POETIC BEAUTY // A FILM REVIEW OF "SET FIRE TO THE STARS"

BY MATEO MORENO

Welsh poet Dylan Thomas was a well-known and very popular poet during his lifetime, but always had trouble making ends meet. He was forced to go on tours, record voiceovers, and do lectures for money. It also didn't help that he spent much of this money on booze. He was a beautiful writer and often a drunk party guest, often going out of his way to be shocking. Literary critic and American poet John Brinnin was fascinated by Thomas and invited him on a three month tour of the states, and the new film SET FIRE TO THE STARS does capsulate that time period with a lovely, poetic grace.

 

Elijah Wood plays Brinnin, the man who would bring the famed poet stateside and bring him around to tour, hoping to boost his own career in the process. Celyn Jones is Thomas, and plays him with a romantic soul but a bullying sensibility and a need for alcohol and women. "How much trouble can one poet be?" asks Brinnin. As it turns out, a lot of trouble. Thomas goes out of his way to be a drunken mess, always preferring to have a good time regardless of who is harmed in the process. He's mean and often cruel to Brinnin, yet underneath he seems frightened of himself without the layering of booze surrounding his soul. Manhattan agrees with Thomas, perhaps a bit too well, so Brinnin takes him to upstate Connecticut so he can prepare in peace for a very important stop at Yale.

 

While there, Thomas spots a couple, "The Lottery" author Shirley Jackson (Shirley Henderson) and her husband, Stanley (Kevin Eldon). He invites them to dinner (without asking Brinnin of course) and the evening turns into a strange, dreamy trip of drinking and longing. There's also the issue of a letter that Thomas is unable, or unwilling, to open. It's from his wife Caitlin (Kelly Reilly) and Brinnin pushes for him to open it, but he cannot. From scene to scene, the story is told in gorgeous black and white, sometimes literal, sometimes poetically, shuffling through the three month tour of New York that Dylan Thomas made with Brinnin.
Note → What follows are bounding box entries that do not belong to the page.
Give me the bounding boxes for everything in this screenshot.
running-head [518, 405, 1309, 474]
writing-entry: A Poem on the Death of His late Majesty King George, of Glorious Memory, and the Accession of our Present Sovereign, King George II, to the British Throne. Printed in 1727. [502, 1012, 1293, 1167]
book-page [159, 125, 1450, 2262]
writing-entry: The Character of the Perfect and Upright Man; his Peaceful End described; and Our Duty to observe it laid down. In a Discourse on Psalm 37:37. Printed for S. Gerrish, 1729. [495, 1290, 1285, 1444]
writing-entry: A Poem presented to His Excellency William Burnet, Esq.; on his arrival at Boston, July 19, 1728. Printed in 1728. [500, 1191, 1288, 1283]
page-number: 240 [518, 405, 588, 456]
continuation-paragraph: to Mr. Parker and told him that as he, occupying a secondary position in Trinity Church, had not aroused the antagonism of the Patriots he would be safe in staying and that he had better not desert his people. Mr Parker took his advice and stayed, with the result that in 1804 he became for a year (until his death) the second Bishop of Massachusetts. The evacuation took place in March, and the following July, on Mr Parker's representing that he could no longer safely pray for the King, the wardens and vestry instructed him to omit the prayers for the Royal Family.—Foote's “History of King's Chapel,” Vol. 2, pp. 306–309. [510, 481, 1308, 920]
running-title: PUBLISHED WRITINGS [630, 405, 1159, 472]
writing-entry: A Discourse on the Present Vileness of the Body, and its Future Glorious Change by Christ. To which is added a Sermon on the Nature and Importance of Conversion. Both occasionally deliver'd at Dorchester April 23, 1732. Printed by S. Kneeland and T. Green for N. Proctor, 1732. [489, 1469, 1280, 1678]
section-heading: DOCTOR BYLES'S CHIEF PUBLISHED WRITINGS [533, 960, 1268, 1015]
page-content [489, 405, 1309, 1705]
And it's a trip worth taking.

 

Jones is wonderful and magnetic as Thomas. He bears a striking physical resemblance to him and not only showcases his genius but also his darkness and cruelty. Director Andy Goddard (who co-wrote the script with Jones) skillfully plays up the dreamlike quality of the journey to make it standout, amongst a sea of "bio pics." We don't see the beginning of his life, nor the end, but only a fraction of time as America was falling in love with his words, back in a time where drunkenness was often thought of as a necessary partner with genius. Elijah Wood is solid as the American poet trying to hold onto his coattails to his own glory. And the sequence in Connecticut with Shirley Henderson and Kevin Eldon is magical. It's not standard straightforward storytelling, and that's exactly why I liked it so. SET FIRE TO THE STARS will give you a taste of the beauty and pain that surrounded one of our greatest poets, and will make you thirsty for more. Thankfully, with a local trip to your favorite bookstore, you will find what you're looking for.

 

MATEO'S GRADE: B+

Written by Andy Goddard and Celyn Jones Directed by Andy Goddard Starring Elijah Wood, Celyn Jones, Kelly Reilly, Steven Mackintosh, Shirley Henderson, Kevin Eldon.

 

MATEO MORENO recently won a bet on who could hold their breath the longest underwater. He won the bet, having beat local loudmouth Jimmy "Thunderbird" Thomas with a record breaking "fourteen minutes." True, part of that time was him unconscious and the other part was him being revived, but he still counts it, and is now $20 richer. Take THAT Thunderbird! He currently lives in Brooklyn, New York.